Another Integration Problem

$\displaystyle \int(x^{2} + 2x - 1)^{3}2x dx$

$\displaystyle du = 2x + 2$

Now putting x to the 4th power, and 4 in the denominator.

$\displaystyle \int \frac{(x^{2} + 2x - 1)^{4}}{4} + C$ Not the Final Answer

However, that's the not the final answer. Some special manipulation needs to be done. That's because the du is larger than dx (of the original problem). It think some sort of division needs to be tried.

Let's try it this way:

$\displaystyle \frac{(x^{2} + 2x - 1)}{1/2} * \frac{ (2x + 2)}{2}$

Re: Another Integration Problem

I would expand and integrate term by term.

Re: Another Integration Problem

Quote:

Originally Posted by

**MarkFL2** I would expand and integrate term by term.

How?
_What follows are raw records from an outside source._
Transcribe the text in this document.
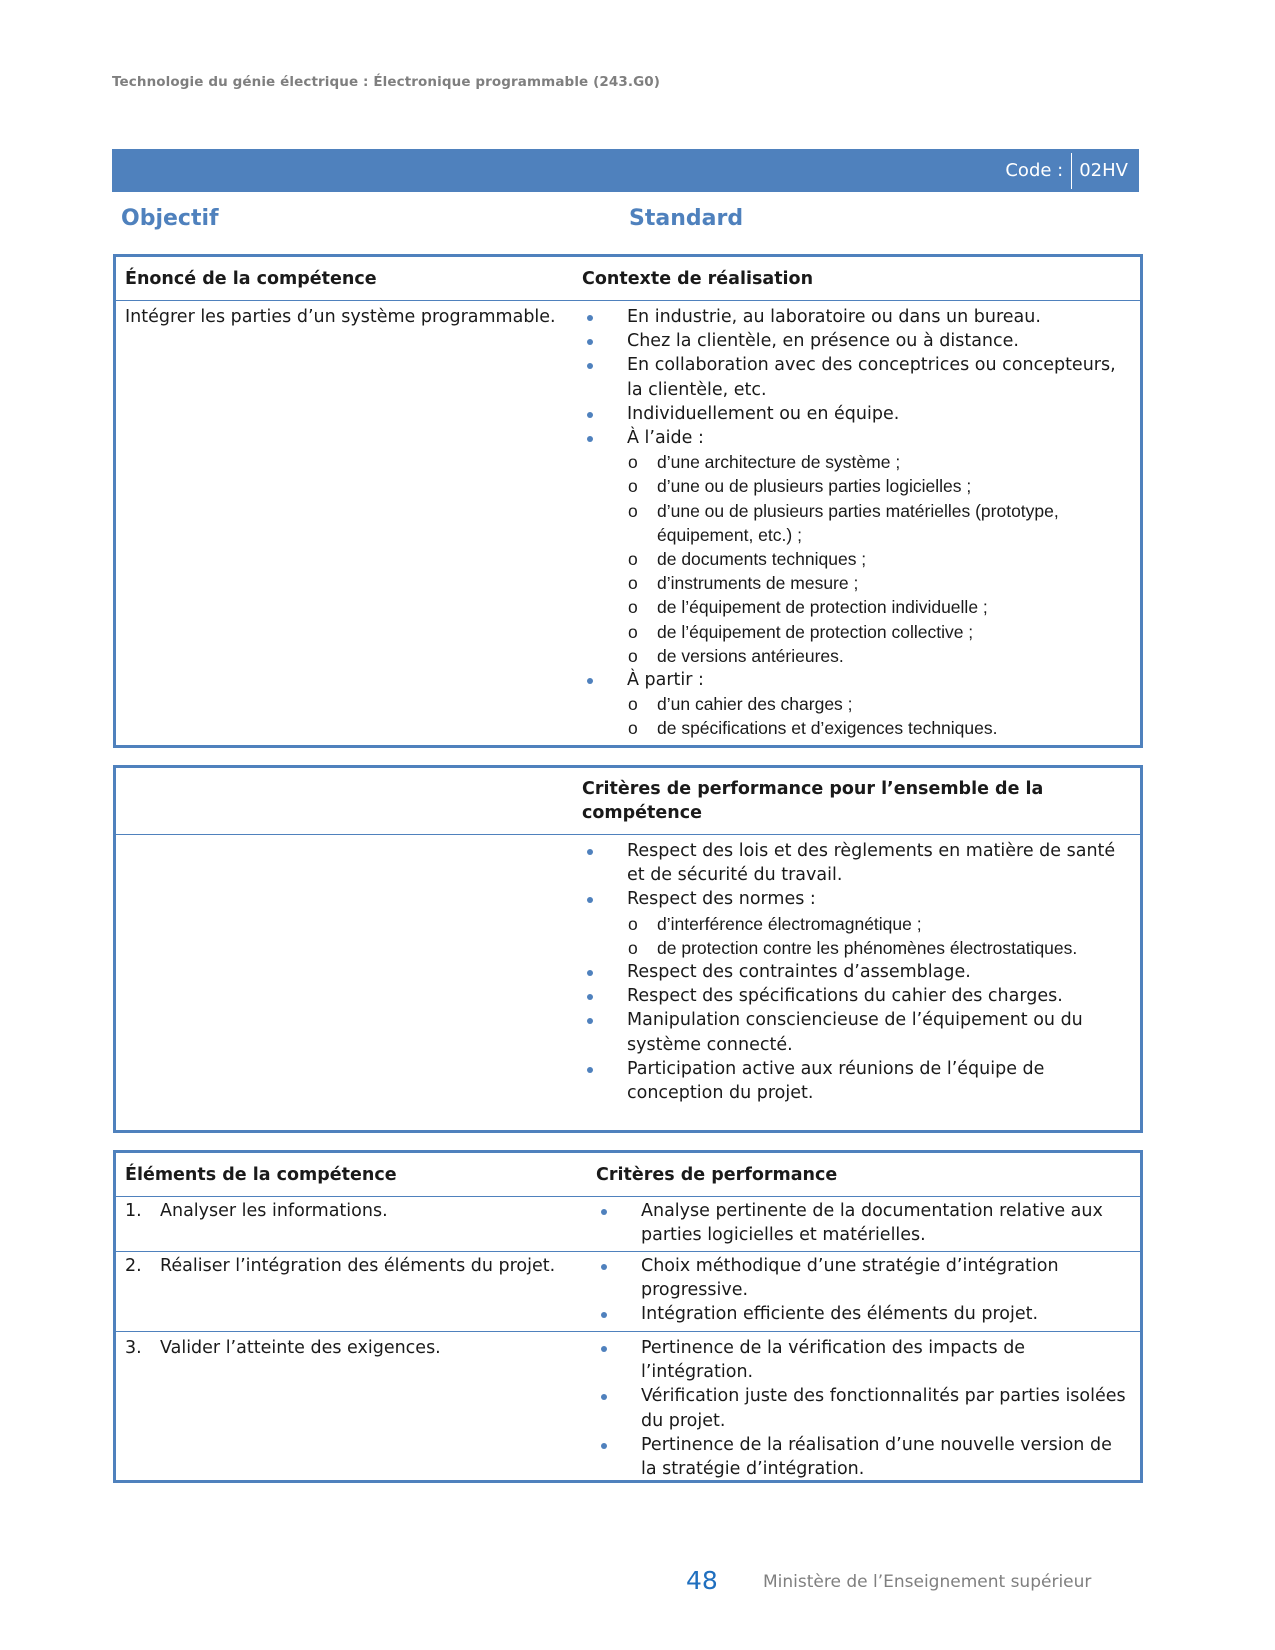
Technologie du génie électrique : Électronique programmable (243.G0)
Code : 02HV
Objectif	Standard
Énoncé de la compétence	Contexte de réalisation
Intégrer les parties d’un système programmable.	En industrie, au laboratoire ou dans un bureau.
Chez la clientèle, en présence ou à distance.
En collaboration avec des conceptrices ou concepteurs, la clientèle, etc.
Individuellement ou en équipe.
À l’aide :
o d’une architecture de système ;
o d’une ou de plusieurs parties logicielles ;
o d’une ou de plusieurs parties matérielles (prototype, équipement, etc.) ;
o de documents techniques ;
o d’instruments de mesure ;
o de l’équipement de protection individuelle ;
o de l’équipement de protection collective ;
o de versions antérieures.
À partir :
o d’un cahier des charges ;
o de spécifications et d’exigences techniques.
Critères de performance pour l’ensemble de la compétence
Respect des lois et des règlements en matière de santé et de sécurité du travail.
Respect des normes :
o d’interférence électromagnétique ;
o de protection contre les phénomènes électrostatiques.
Respect des contraintes d’assemblage.
Respect des spécifications du cahier des charges.
Manipulation consciencieuse de l’équipement ou du système connecté.
Participation active aux réunions de l’équipe de conception du projet.
Éléments de la compétence	Critères de performance
1. Analyser les informations.	Analyse pertinente de la documentation relative aux parties logicielles et matérielles.
2. Réaliser l’intégration des éléments du projet.	Choix méthodique d’une stratégie d’intégration progressive.
Intégration efficiente des éléments du projet.
3. Valider l’atteinte des exigences.	Pertinence de la vérification des impacts de l’intégration.
Vérification juste des fonctionnalités par parties isolées du projet.
Pertinence de la réalisation d’une nouvelle version de la stratégie d’intégration.
48	Ministère de l’Enseignement supérieur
Give me a head start. But don't do the whole thing.

Note: The du almost matches the dx (in the original problem). However, there is an extra $\displaystyle + 2$ that needs to be gotten rid of.

If the dx was $\displaystyle 4x dx$ then division by 2 would be the key. But in this problem, that isn't the case.
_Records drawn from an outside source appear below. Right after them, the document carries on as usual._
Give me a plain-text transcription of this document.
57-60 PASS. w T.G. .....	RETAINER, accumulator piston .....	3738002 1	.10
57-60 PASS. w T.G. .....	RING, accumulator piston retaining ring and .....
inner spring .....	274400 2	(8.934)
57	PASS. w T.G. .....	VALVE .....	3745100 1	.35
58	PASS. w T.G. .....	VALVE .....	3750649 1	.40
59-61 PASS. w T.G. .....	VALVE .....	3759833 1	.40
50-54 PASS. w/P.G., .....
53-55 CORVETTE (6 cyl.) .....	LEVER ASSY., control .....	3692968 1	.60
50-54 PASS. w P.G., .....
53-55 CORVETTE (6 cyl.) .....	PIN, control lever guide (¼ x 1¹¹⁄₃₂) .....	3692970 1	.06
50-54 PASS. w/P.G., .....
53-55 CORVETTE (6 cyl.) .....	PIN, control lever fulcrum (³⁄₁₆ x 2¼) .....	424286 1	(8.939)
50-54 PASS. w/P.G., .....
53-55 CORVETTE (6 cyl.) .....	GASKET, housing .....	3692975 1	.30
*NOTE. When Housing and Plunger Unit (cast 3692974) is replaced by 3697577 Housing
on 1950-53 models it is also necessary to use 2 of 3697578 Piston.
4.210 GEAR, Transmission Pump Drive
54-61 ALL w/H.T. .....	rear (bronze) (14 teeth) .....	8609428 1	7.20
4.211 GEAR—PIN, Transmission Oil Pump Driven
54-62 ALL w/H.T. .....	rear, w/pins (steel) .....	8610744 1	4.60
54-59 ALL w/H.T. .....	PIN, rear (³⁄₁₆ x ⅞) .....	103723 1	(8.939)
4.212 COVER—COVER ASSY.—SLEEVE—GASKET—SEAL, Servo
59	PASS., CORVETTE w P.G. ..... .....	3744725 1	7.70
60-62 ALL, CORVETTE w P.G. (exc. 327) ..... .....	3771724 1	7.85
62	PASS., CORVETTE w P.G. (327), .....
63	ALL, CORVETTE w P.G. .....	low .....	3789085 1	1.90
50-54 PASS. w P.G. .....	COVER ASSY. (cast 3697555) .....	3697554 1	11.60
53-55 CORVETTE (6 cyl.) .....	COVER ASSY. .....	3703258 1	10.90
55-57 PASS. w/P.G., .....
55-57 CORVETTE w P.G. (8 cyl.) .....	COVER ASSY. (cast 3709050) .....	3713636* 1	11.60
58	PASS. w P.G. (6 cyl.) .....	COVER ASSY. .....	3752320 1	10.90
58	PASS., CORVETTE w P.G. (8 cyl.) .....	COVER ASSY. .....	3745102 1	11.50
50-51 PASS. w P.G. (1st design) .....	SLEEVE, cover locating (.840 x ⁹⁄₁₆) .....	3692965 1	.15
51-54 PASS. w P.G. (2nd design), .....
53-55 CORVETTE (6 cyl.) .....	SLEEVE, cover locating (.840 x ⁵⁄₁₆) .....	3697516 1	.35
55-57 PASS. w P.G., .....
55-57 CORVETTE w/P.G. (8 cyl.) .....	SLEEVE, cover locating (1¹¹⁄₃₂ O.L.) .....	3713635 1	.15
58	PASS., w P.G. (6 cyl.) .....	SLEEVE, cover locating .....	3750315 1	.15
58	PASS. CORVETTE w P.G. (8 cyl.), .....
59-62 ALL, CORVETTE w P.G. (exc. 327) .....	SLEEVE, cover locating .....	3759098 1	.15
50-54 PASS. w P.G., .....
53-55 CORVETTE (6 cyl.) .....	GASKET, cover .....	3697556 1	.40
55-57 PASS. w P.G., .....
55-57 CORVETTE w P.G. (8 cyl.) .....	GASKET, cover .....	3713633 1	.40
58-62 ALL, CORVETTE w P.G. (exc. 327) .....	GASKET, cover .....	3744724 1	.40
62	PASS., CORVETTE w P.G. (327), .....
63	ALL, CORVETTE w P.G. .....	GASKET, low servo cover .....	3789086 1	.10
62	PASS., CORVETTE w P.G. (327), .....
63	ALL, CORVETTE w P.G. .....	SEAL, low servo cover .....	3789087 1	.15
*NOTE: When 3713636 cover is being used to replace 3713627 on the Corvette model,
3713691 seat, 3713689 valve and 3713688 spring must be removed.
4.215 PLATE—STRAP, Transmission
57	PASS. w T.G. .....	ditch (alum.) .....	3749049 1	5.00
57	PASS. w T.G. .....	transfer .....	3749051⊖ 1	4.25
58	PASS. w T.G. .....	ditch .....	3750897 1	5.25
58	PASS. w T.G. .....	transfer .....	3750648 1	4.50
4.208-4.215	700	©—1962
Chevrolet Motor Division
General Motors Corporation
Ok, let's try to get rid of the $\displaystyle + 2$ by subtraction.

$\displaystyle [(x^{2} + 2x - 1) - \frac{1}{2}] [(2x + 2) - 2]$

Re: Another Integration Problem

$\displaystyle (x^2+2x-1)^3=x^6+6x^5+9x^4-4x^3-9x^2+6x-1$

Now, distribute the $\displaystyle x$ onto that, pull the two out front, then integrate term by term.

Re: Another Integration Problem

Quote:

Originally Posted by

**MarkFL2** $\displaystyle (x^2+2x-1)^3=x^6+6x^5+9x^4-4x^3-9x^2+6x-1$

Now, distribute the $\displaystyle 2x$ onto that, pull the two out front, then integrate term by term.

$\displaystyle \int(x^2+2x-1)^3=x^6+6x^5+9x^4-4x^3-9x^2+6x-1$

$\displaystyle \int 2x(x^6+6x^5+9x^4-4x^3-9x^2+6x-1)$

$\displaystyle \int 2x^{7} + 12x^{6} + 9x^{5} - 8x^{4} - 18x^{3} + 12x^{2} - 2x$

Integrating term by term:

$\displaystyle \int \frac{2x^{}8}{8} + \frac{12x^{7}}{7} + \frac{9x^{6}}{6} - \frac{8x^{5}}{5} - \frac{18x^{4}}{4} + \frac{12x^{3}}{3} - \frac{2x^{2}}{2}$

Now what?

Re: Another Integration Problem

I would choose to leave the 2 out front as a factor, but either way will work.

Re: Another Integration Problem

What's the next step? I did what you said. Is that how it's supposed to look so far?

Re: Another Integration Problem

Now, simply integrate term by term using the power rule. I see you have edited your post...once you have integrated, you don't want to use the integration symbol, that is removed when you write the anti-derivative. So, remove the integration symbol, reduce any fractions and add the constant of integration.

Re: Another Integration Problem

Reduced Fractions and added $\displaystyle + C$

$\displaystyle \frac{x^{}8}{4} + \frac{12x^{7}}{7} + \frac{3x^{6}}{2} - \frac{8x^{5}}{5} - \frac{9x^{4}}{2} + \frac{4x^{3}}{1} - \frac{x^{2}}{1} + C$

But when do we use this method of integration as opposed to the other ways?

Re: Another Integration Problem

Where the denominators are 1, I would omit them.

I looked at methods of substitution, but did not readily find a method that would work. There may be a way, but my inclination was to just expand and integrate.